While iridium is rare in the Earth’s crust, it is a common trace element in rocky space debris such as asteroids. Based on the elevated levels of iridium found worldwide in the boundary layer, the Alvarezes suggested that this signaled a major asteroid strike around the time of the K-Pg boundary—about 66 million years ago.
Debate surrounded their theory until 2010, when a panel of 41 scientists published a report in support of the Alvarezes’ theory. The panel confirmed that a major asteroid impact had occurred at the K-Pg boundary and was responsible for mass extinctions.
The scientific community today looks to the deeply buried and partially submerged, 110-mile wide Chicxulub crater in Mexico’s Yucatán as the place where the death-dealing asteroid landed. The 66-million-year age of Chicxulub, discovered in 1990, coincides with the KT boundary, leading to the conclusion that what caused the crater also wiped out the dinosaurs.
Moore and Sharma do agree with fellow scientists that Chicxulub was the impact zone, but dispute the characterization of the object from space as an asteroid.
Specifically, Moore notes that in the past geochemists toiled away, isolated from their geophysicist colleagues, each focused on his or her particular area of expertise.
“There hadn’t been a concerted synthesis of all the data from these two camps,” says Moore. “That’s what we’ve tried to do.”

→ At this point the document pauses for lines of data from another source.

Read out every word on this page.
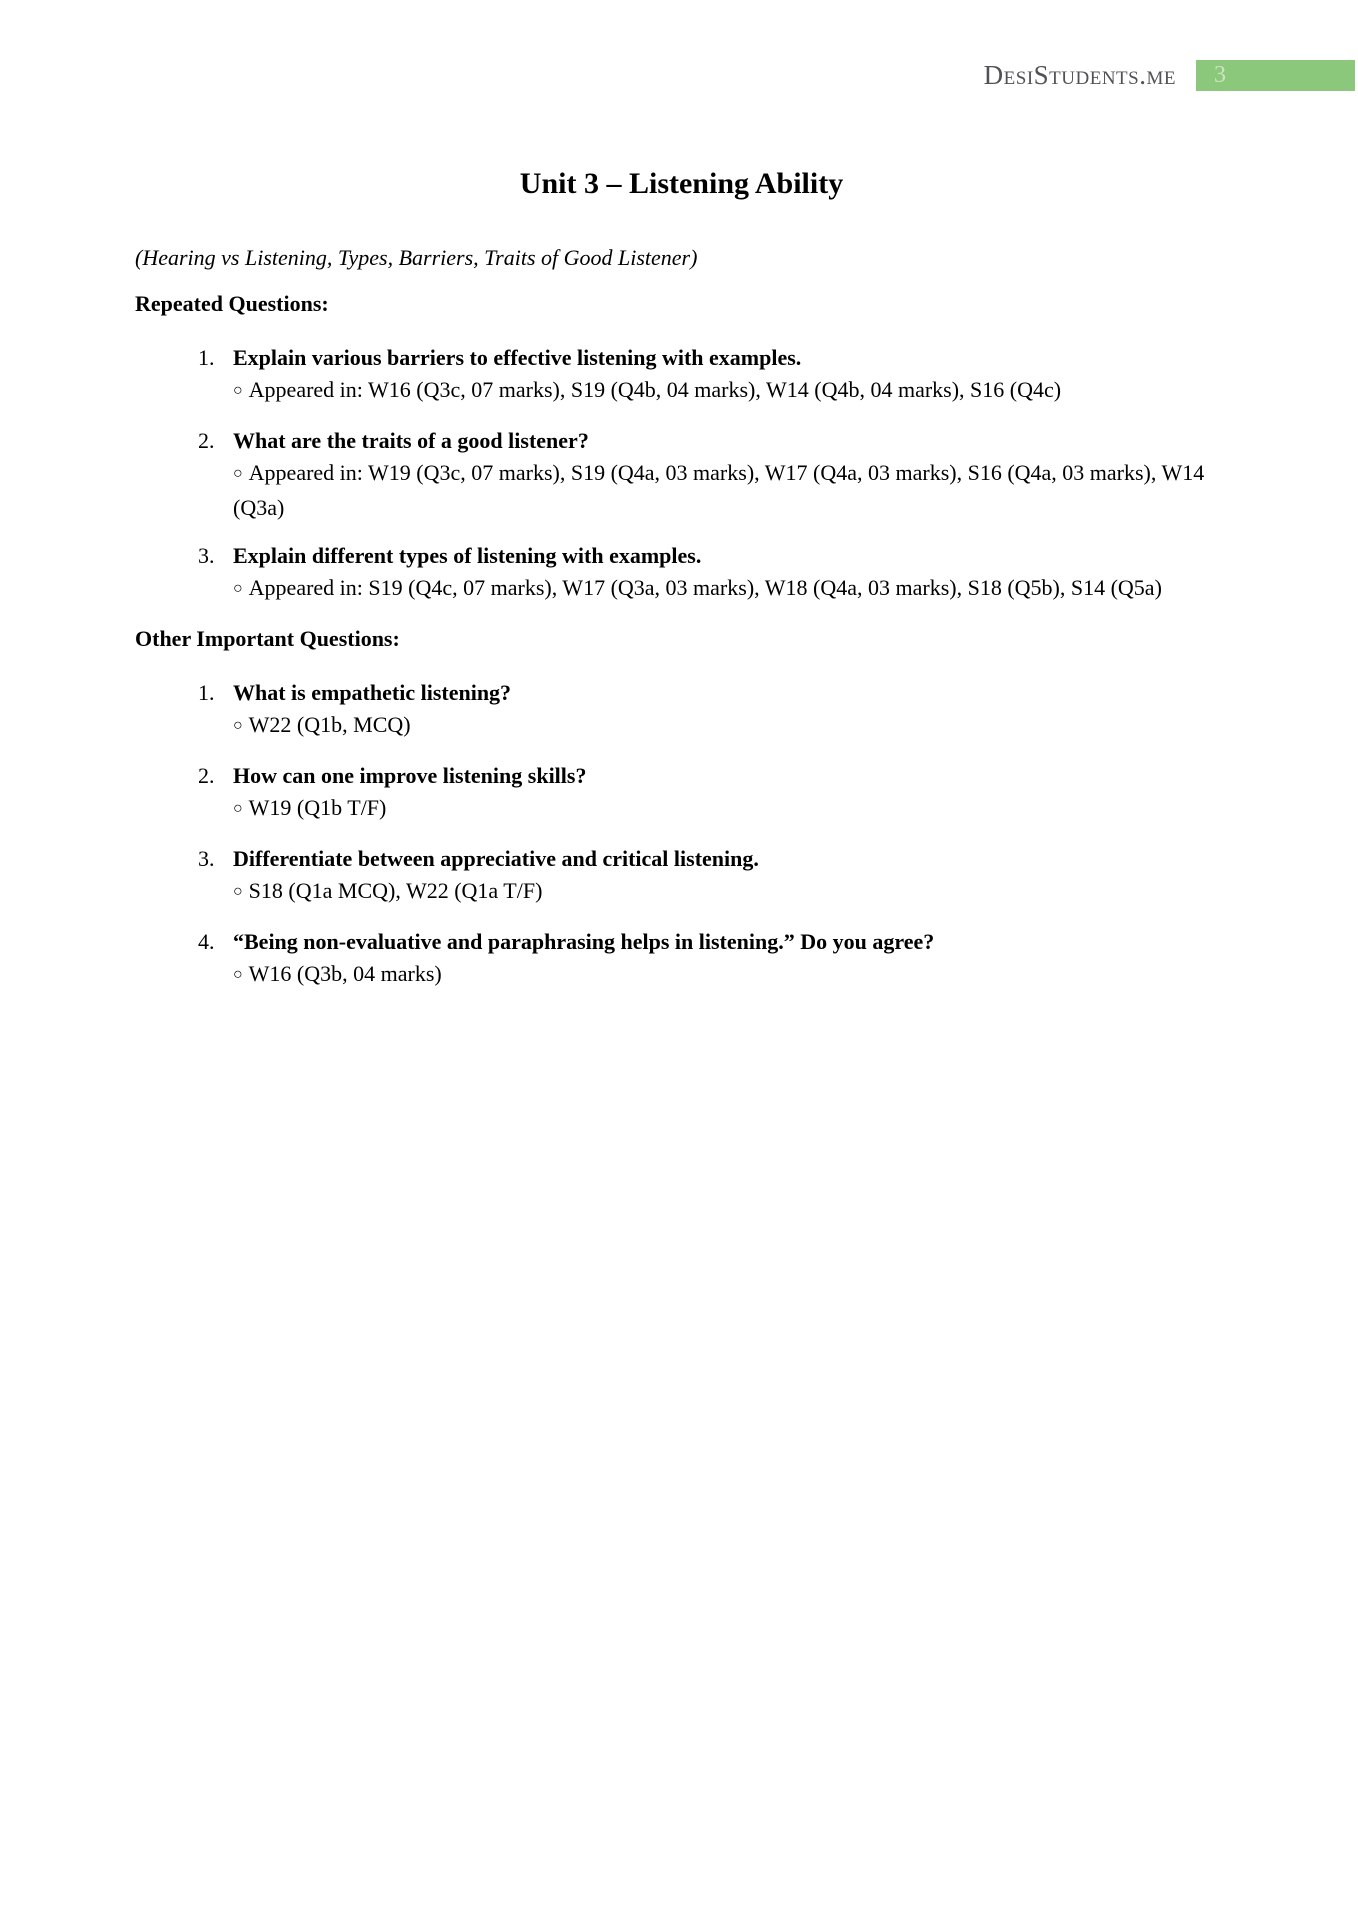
DesiStudents.me	3
Unit 3 – Listening Ability
(Hearing vs Listening, Types, Barriers, Traits of Good Listener)
Repeated Questions:
1. Explain various barriers to effective listening with examples.
○ Appeared in: W16 (Q3c, 07 marks), S19 (Q4b, 04 marks), W14 (Q4b, 04 marks), S16 (Q4c)
2. What are the traits of a good listener?
○ Appeared in: W19 (Q3c, 07 marks), S19 (Q4a, 03 marks), W17 (Q4a, 03 marks), S16 (Q4a, 03 marks), W14 (Q3a)
3. Explain different types of listening with examples.
○ Appeared in: S19 (Q4c, 07 marks), W17 (Q3a, 03 marks), W18 (Q4a, 03 marks), S18 (Q5b), S14 (Q5a)
Other Important Questions:
1. What is empathetic listening?
○ W22 (Q1b, MCQ)
2. How can one improve listening skills?
○ W19 (Q1b T/F)
3. Differentiate between appreciative and critical listening.
○ S18 (Q1a MCQ), W22 (Q1a T/F)
4. “Being non-evaluative and paraphrasing helps in listening.” Do you agree?
○ W16 (Q3b, 04 marks)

The Dartmouth duo compiled all the published data on iridium from the K-Pg boundary. They also included the K-Pg data on osmium—another element common in space rock. In sifting through all this they found a wide range of variability, so consequently kept only the figures they demonstrated to be most reliable.

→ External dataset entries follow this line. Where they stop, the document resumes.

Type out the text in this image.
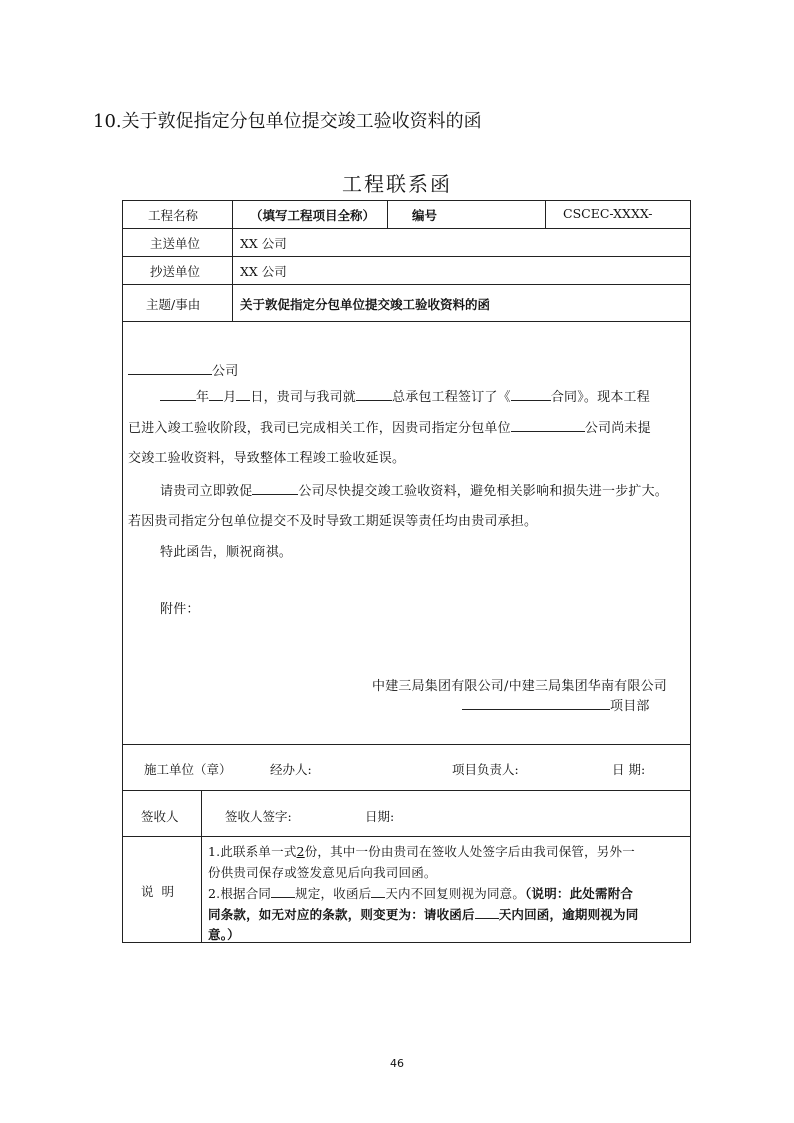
10.关于敦促指定分包单位提交竣工验收资料的函
工程联系函
工程名称	（填写工程项目全称）	编号	CSCEC-XXXX-
主送单位	XX 公司
抄送单位	XX 公司
主题/事由	关于敦促指定分包单位提交竣工验收资料的函
公司
年 月 日，贵司与我司就	总承包工程签订了《	合同》。现本工程
已进入竣工验收阶段，我司已完成相关工作，因贵司指定分包单位	公司尚未提
交竣工验收资料，导致整体工程竣工验收延误。
请贵司立即敦促	公司尽快提交竣工验收资料，避免相关影响和损失进一步扩大。
若因贵司指定分包单位提交不及时导致工期延误等责任均由贵司承担。
特此函告，顺祝商祺。
附件：
中建三局集团有限公司/中建三局集团华南有限公司
项目部
施工单位（章）	经办人:	项目负责人:	日 期:
签收人	签收人签字:	日期:
说  明
1.此联系单一式2份，其中一份由贵司在签收人处签字后由我司保管，另外一
份供贵司保存或签发意见后向我司回函。
2.根据合同 规定，收函后 天内不回复则视为同意。（说明：此处需附合
同条款，如无对应的条款，则变更为：请收函后 天内回函，逾期则视为同
意。）
46
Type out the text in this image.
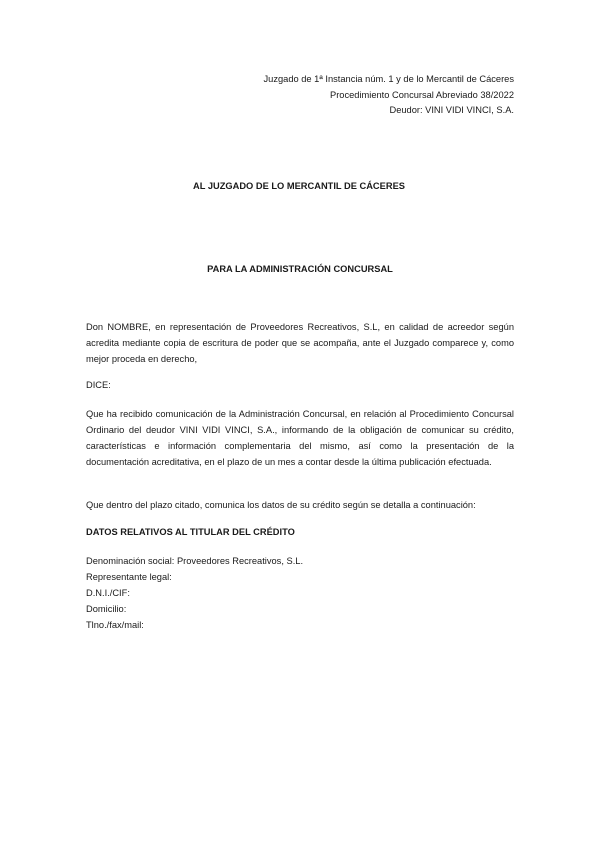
Juzgado de 1ª Instancia núm. 1 y de lo Mercantil de Cáceres
Procedimiento Concursal Abreviado 38/2022
Deudor: VINI VIDI VINCI, S.A.
AL JUZGADO DE LO MERCANTIL DE CÁCERES
PARA LA ADMINISTRACIÓN CONCURSAL

Don NOMBRE, en representación de Proveedores Recreativos, S.L, en calidad de acreedor según acredita mediante copia de escritura de poder que se acompaña, ante el Juzgado comparece y, como mejor proceda en derecho,

DICE:

Que ha recibido comunicación de la Administración Concursal, en relación al Procedimiento Concursal Ordinario del deudor VINI VIDI VINCI, S.A., informando de la obligación de comunicar su crédito, características e información complementaria del mismo, así como la presentación de la documentación acreditativa, en el plazo de un mes a contar desde la última publicación efectuada.

Que dentro del plazo citado, comunica los datos de su crédito según se detalla a continuación:

DATOS RELATIVOS AL TITULAR DEL CRÉDITO
Denominación social: Proveedores Recreativos, S.L.
Representante legal:
D.N.I./CIF:
Domicilio:
Tlno./fax/mail:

“Because we are bringing a fresh set of eyes into this field, we feel our decisions are objective and unbiased,” says Sharma.
For example, they deleted data drawn from deep ocean cores where there were very high amounts of iridium.
“We discovered that even then there was a huge variation. It was much worse in the oceans than on the continents,” Sharma notes. “We figured out that the oceanic variations are likely caused by preferential concentration of iridium bearing minerals in marine sediments.”
In the final analysis, the overall trace element levels were much lower than those that scientists had been using for decades and being this low weakened the argument for an asteroid impact explanation. However, a comet explanation reconciles the conflicting evidence of a huge impact crater with the revised, lower iridium/osmium levels at the K-Pg boundary.
“We are proposing a comet because that conclusion hits a ‘sweet spot.’ Comets have a lower percentage of iridium and osmium than asteroids, relative to their mass, yet a high-velocity comet would have sufficient energy to create a 110-mile-wide crater,” says Moore. “Comets travel much faster than asteroids, so they have more energy on impact, which in combination with their being partially ice means they are not contributing as much iridium or osmium.”
Moore attributes much of the early resistance to a comet impact theory to a lack of knowledge about comets in general. “We weren’t certain whether they were dirty snowballs or icy dirt balls… Today, we are inclined toward the icy dirt ball description.”
Comet composition and physical structure were unknown, but with the advent of NASA missions to comets like “Deep Impact” in 2010, a much larger database has been developed.
“We now have a much better understanding of what a comet may be like and it is still consistent with the K-Pg boundary data we are seeing… So in synthesizing the data generated by two very disparate fields of research—geochemistry and geophysics—we are now 99.9 percent sure that what we are dealing with is a 66-million-year-old comet impact—not an asteroid,” the duo added.